The right-hander had some success as Papelbon's setup man. He has faltered in the past few Septembers, but he does have experience in the role. He has gotten big outs in the past. He could give Valentine a little peace of mind when he points out to the bullpen to bring someone in.
Maybe Bard eventually will turn into an ace as a starting pitcher. But the Sox need outs from their bullpen right now. Putting Bard into the bullpen immediately does not mean that he can't move back into the rotation if others step up in the bullpen down the road. Maybe Aaron Cook could come up from Pawtucket and take Bard's spot in the rotation.

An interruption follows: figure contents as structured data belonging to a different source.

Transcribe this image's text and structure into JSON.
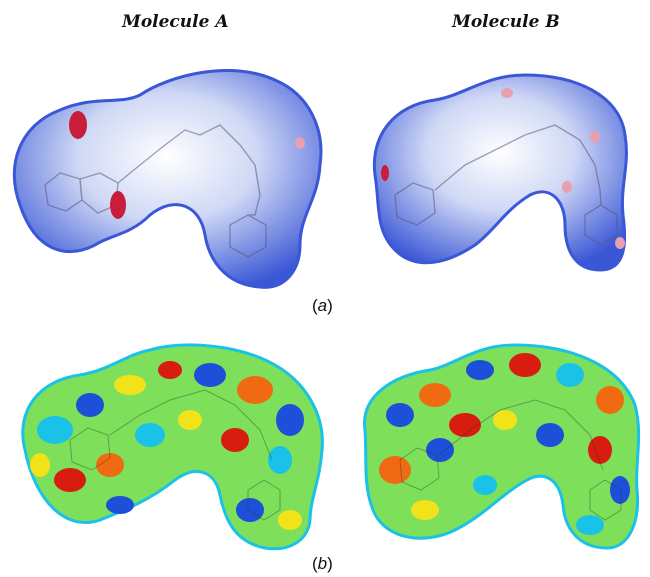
{
  "figure": {
    "titles": {
      "left": "Molecule A",
      "right": "Molecule B"
    },
    "captions": {
      "top": "(a)",
      "bottom": "(b)"
    },
    "panels": [
      {
        "row": "a",
        "molecule": "Molecule A",
        "surface": "d_norm",
        "colors": [
          "#3a57d6",
          "#cfd8f5",
          "#ffffff",
          "#c81e3a"
        ]
      },
      {
        "row": "a",
        "molecule": "Molecule B",
        "surface": "d_norm",
        "colors": [
          "#3a57d6",
          "#cfd8f5",
          "#ffffff",
          "#c81e3a"
        ]
      },
      {
        "row": "b",
        "molecule": "Molecule A",
        "surface": "shape-index",
        "colors": [
          "#1d4fd8",
          "#19c2e6",
          "#7ee05a",
          "#f2e21a",
          "#f06a12",
          "#d91c10"
        ]
      },
      {
        "row": "b",
        "molecule": "Molecule B",
        "surface": "shape-index",
        "colors": [
          "#1d4fd8",
          "#19c2e6",
          "#7ee05a",
          "#f2e21a",
          "#f06a12",
          "#d91c10"
        ]
      }
    ]
  }
}
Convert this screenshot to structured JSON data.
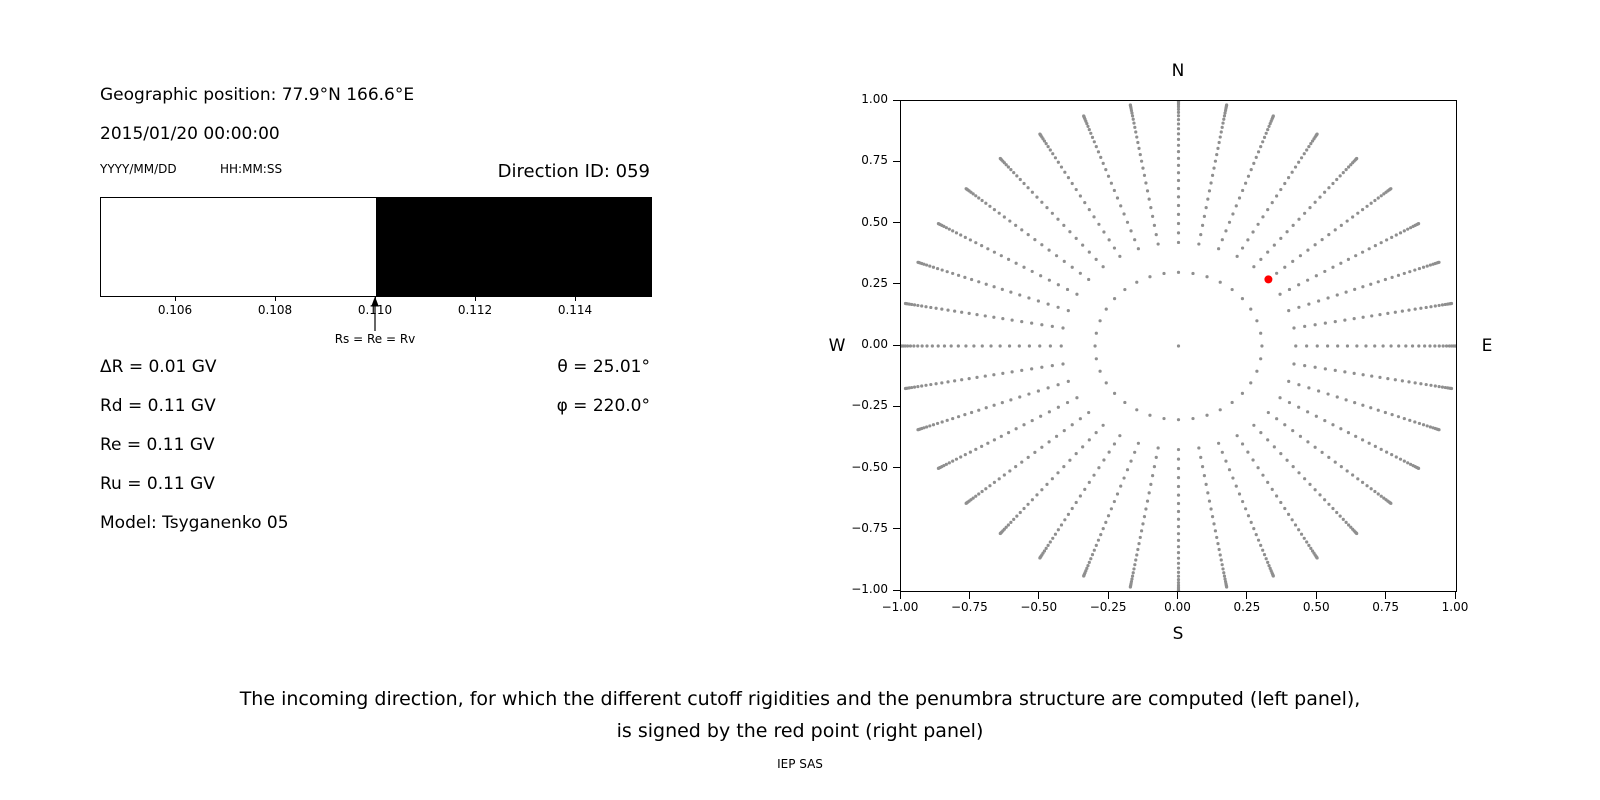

If Bard were pitching the ninth, Aceves could go back to pitching the seventh and eighth, where he was extremely effective a year ago. And maybe that would help sort out the other roles, too. Currently, there are no defined late-game roles even if Aceves is called the closer, because the relievers haven't been doing the job no matter when they've been called upon.
The way the game has evolved, managers have to get anywhere from six to nine outs from their relievers virtually every game. Where are those outs coming from in Boston? While earned-run averages for relievers can be deceiving, especially this early in the year, they are ugly in Boston's bullpen -- Aceves (24.00, including two blown saves), Padilla (9.82), Thomas (7.71), Morales (6.35) and Albers (4.15).
Over the last four games, Boston's bullpen has surrendered 27 earned runs in 15 innings for a whopping 16.20 ERA, and that includes three shutout innings Friday.
Valentine was asked after Saturday's nightmare if the Sox might reconsider roles on the pitching staff.
"Maybe. Not right here and now. Do everything. Take all considerations in," said Valentine.
Would he consider moving Bard to the bullpen?
"Got to consider everything," said Valentine.
There's a scene in the movie "Bull Durham" where the Durham Bulls team is struggling badly. One of the players comes up with a suggestion to try to turn around the team's fortunes.
"What we need," said the player, "is a rainout."
Well, right now the Boston Red Sox are the Durham Bulls. They are struggling badly. The team could use a rainout, and it's possible Mother Nature will oblige Sunday night if Saturday's weather predictions come true.
Steven Krasner is a frequent contributor to ESPNBoston.com.